Cloix: “Lalu mengapa dia menulis laporan seperti ini?”

Dekan: “Aku juga tidak tahu. Aku sudah berusaha sekuat tenaga untuk mengajarinya. Sepertinya aku harus memperkuat bimbingannya sedikit lebih banyak di masa depan.”

Cloix tampak tiba-tiba menyadari sesuatu.

“Apakah mungkin… justru karena kamu mengajarinya, bahasa Kerajaan Norton-nya jadi sangat tidak tepat?”

Setelah mereka berdua berkeliling perpustakaan selama beberapa saat, mereka kembali ke meja.

Dekan menepuk bahu Cornelia dengan ekspresi serius:

“Cornelia, mengenai bahasa Kerajaan Norton, aku sudah mengajarkan semuanya yang bisa aku ajarkan. Kamu sebaiknya masuk ke tahap belajar berikutnya.

Di masa depan, jika kamu memiliki pertanyaan tentang bahasa ini, kamu sebaiknya lebih sering meminta bantuan Cloix. Meskipun kami berasal dari perbatasan kerajaan, dia adalah, bagaimanapun, tuan muda dari keluarga seorang earl. Prestasi sastranya tidak bisa aku bandingkan.

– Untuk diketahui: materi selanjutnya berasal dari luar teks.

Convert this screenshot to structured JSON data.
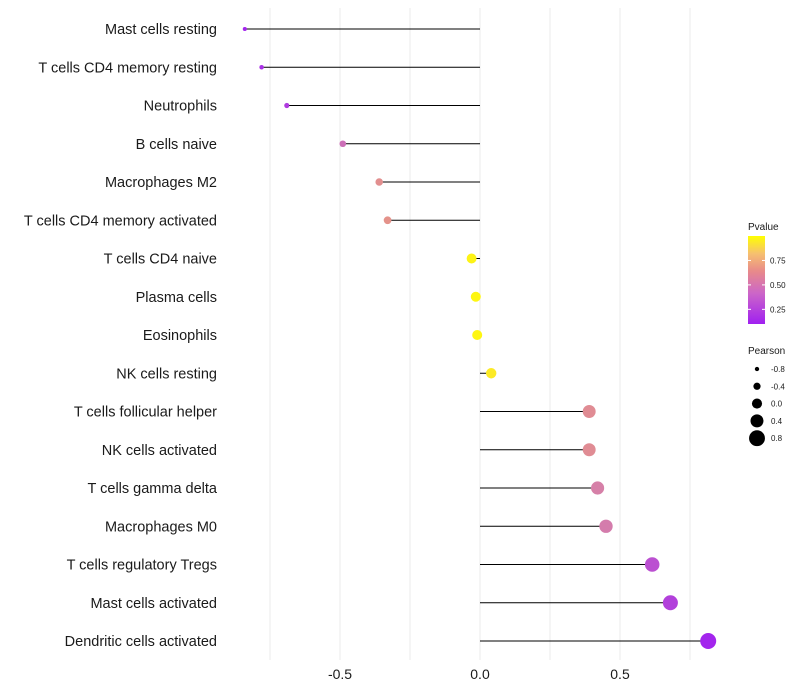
{
  "chart_data": {
    "type": "lollipop",
    "title": "",
    "xlabel": "",
    "ylabel": "",
    "xlim": [
      -0.85,
      0.84
    ],
    "x_ticks": [
      {
        "value": -0.5,
        "label": "-0.5"
      },
      {
        "value": 0.0,
        "label": "0.0"
      },
      {
        "value": 0.5,
        "label": "0.5"
      }
    ],
    "grid": true,
    "colors": {
      "low": "#a020f0",
      "mid": "#e08080",
      "high": "#ffff00"
    },
    "series": [
      {
        "label": "Mast cells resting",
        "pearson": -0.84,
        "pvalue": 0.12
      },
      {
        "label": "T cells CD4 memory resting",
        "pearson": -0.78,
        "pvalue": 0.16
      },
      {
        "label": "Neutrophils",
        "pearson": -0.69,
        "pvalue": 0.2
      },
      {
        "label": "B cells naive",
        "pearson": -0.49,
        "pvalue": 0.42
      },
      {
        "label": "Macrophages M2",
        "pearson": -0.36,
        "pvalue": 0.6
      },
      {
        "label": "T cells CD4 memory activated",
        "pearson": -0.33,
        "pvalue": 0.62
      },
      {
        "label": "T cells CD4 naive",
        "pearson": -0.03,
        "pvalue": 0.96
      },
      {
        "label": "Plasma cells",
        "pearson": -0.015,
        "pvalue": 0.97
      },
      {
        "label": "Eosinophils",
        "pearson": -0.01,
        "pvalue": 0.97
      },
      {
        "label": "NK cells resting",
        "pearson": 0.04,
        "pvalue": 0.93
      },
      {
        "label": "T cells follicular helper",
        "pearson": 0.39,
        "pvalue": 0.58
      },
      {
        "label": "NK cells activated",
        "pearson": 0.39,
        "pvalue": 0.58
      },
      {
        "label": "T cells gamma delta",
        "pearson": 0.42,
        "pvalue": 0.5
      },
      {
        "label": "Macrophages M0",
        "pearson": 0.45,
        "pvalue": 0.48
      },
      {
        "label": "T cells regulatory  Tregs ",
        "pearson": 0.615,
        "pvalue": 0.28
      },
      {
        "label": "Mast cells activated",
        "pearson": 0.68,
        "pvalue": 0.22
      },
      {
        "label": "Dendritic cells activated",
        "pearson": 0.815,
        "pvalue": 0.12
      }
    ],
    "legend_pvalue": {
      "title": "Pvalue",
      "ticks": [
        {
          "value": 0.75,
          "label": "0.75"
        },
        {
          "value": 0.5,
          "label": "0.50"
        },
        {
          "value": 0.25,
          "label": "0.25"
        }
      ],
      "range": [
        0.1,
        1.0
      ]
    },
    "legend_pearson": {
      "title": "Pearson",
      "items": [
        {
          "value": -0.8,
          "label": "-0.8"
        },
        {
          "value": -0.4,
          "label": "-0.4"
        },
        {
          "value": 0.0,
          "label": "0.0"
        },
        {
          "value": 0.4,
          "label": "0.4"
        },
        {
          "value": 0.8,
          "label": "0.8"
        }
      ]
    }
  }
}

Juga, semester depan, kamu bisa memilih kursus elektif yang berhubungan dengan bahasa.”

“Oh, baiklah!”

Cornelia mengangguk bahagia.

Seperti yang diharapkan, usahanya telah diakui!

Dia percaya bahwa dia akan segera dapat menguasai bahasa ini sepenuhnya!

Untuk dapat berkomunikasi dengan semua orang dengan lancar secepat mungkin, Cornelia memutuskan untuk bekerja lebih keras lagi.